AmResearch

Oil & Gas Sector - Three parties prequalified for Kasawari CPP NEUTRAL

kiasutrader
Publish date: Mon, 12 Jan 2015, 09:58 AM

- The Edge Malaysia reported that three parties have been prequalified by Petronas for the US$1.5bil Kasawari central processing platform (CPP) contract. The three parties are South Korea’s Hyundai Heavy Industries Co Ltd, a joint venture between Italy’s Saipem SpA and SapuraKencana Petroleum Bhd, and a partnership between France’s Technip SA and Malaysia Marine and Heavy Engineering Holdings Bhd (MMHE).

- We understand the bidding is in progress and is currently being evaluated. The contract could be awarded sometime in April. Berlian McDermott, a joint venture between TH Heavy Engineering Bhd and Houston-based McDermott International Inc, did not progress beyond the prequalifying stage of this contest.

- Upstream had earlier indicated that the Kasawari field development is a 30,000-tonne CPP that includes 19,000 tonnes of topsides. The development also includes a nine-slot wellhead platform, a bridge link, a flare tower, and possibly a central collection platform weighing more than 7,000 tonnes.

- Kasawari is a major natural gas discovery with over three trillion cubic feet of gas in reserves.
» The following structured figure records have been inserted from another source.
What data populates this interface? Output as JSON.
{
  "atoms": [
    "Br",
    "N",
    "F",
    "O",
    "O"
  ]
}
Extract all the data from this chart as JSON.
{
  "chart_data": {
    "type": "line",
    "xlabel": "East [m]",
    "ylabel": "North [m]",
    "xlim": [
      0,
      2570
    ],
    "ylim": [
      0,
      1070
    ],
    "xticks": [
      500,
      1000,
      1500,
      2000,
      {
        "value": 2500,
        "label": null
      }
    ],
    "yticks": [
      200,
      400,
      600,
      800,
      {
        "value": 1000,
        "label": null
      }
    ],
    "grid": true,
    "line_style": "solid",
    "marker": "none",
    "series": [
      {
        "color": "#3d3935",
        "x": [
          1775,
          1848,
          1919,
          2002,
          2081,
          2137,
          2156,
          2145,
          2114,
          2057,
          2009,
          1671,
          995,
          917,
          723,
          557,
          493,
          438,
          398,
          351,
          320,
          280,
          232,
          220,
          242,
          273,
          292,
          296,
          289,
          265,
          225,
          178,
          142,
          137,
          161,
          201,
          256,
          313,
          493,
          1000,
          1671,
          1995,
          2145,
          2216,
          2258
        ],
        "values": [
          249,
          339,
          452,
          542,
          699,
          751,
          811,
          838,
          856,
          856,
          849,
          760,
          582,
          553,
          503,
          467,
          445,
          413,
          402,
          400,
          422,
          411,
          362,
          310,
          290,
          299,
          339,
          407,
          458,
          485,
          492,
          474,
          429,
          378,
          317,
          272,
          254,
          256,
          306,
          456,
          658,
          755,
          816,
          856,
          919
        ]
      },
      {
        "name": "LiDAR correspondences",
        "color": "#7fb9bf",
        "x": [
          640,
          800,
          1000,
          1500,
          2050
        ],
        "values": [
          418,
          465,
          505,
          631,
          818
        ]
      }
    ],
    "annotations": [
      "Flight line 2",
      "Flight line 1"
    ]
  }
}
First gas is targeted for late 2018 or early 2019, while production is projected at between 500mil cubic feet per day (MMcfd) and 750 MMcfd of gas. Gas produced from this field will be transported to the 9th train at Petronas’ Liquefied Natural Gas complex in Bintulu, Sarawak.

- This development is the fourth CPP contract to be awarded by Petronas. We expect this to be a very close race, as one of Petronas’ main criteria is pricing. This would be especially vital, amid the national oil company’s focus at improving cost efficiency and the group’s recent announcement that it would cut its capex by 15%-20%.

- Local yards have recently lost out on major fabrication jobs due to increased competition from foreign yards. Hyundai Heavy Industries managed to secure the US$1bil Bergading CPP from US independent Hess, while the US$1bil Bardegg 2-Baronia CPP for the EOR project from Petronas is also said to have been secured by the group.

- This contract would be especially important to MMHE, as its order book has been dwindling due to lack of jobs secured. MMHE’s order book stood at RM1.7bil as at September 2014 (approximately 0.6x FY15F revenue), with only RM323mil contract wins in FY14 (lowest since FY Mar11). We understand that the group has embarked on cost cutting measures and has offered its staff severance packages. The last major job won by MMHE was the SK316 CPP awarded in October 2013.

- We maintain our NEUTRAL rating on the sector. Globally, there are ongoing revisions in project cost and scale given the increasing cost consciousness by oil majors (and not only Petronas) as crude oil prices have softened even though development costs have escalated over the past 3 years.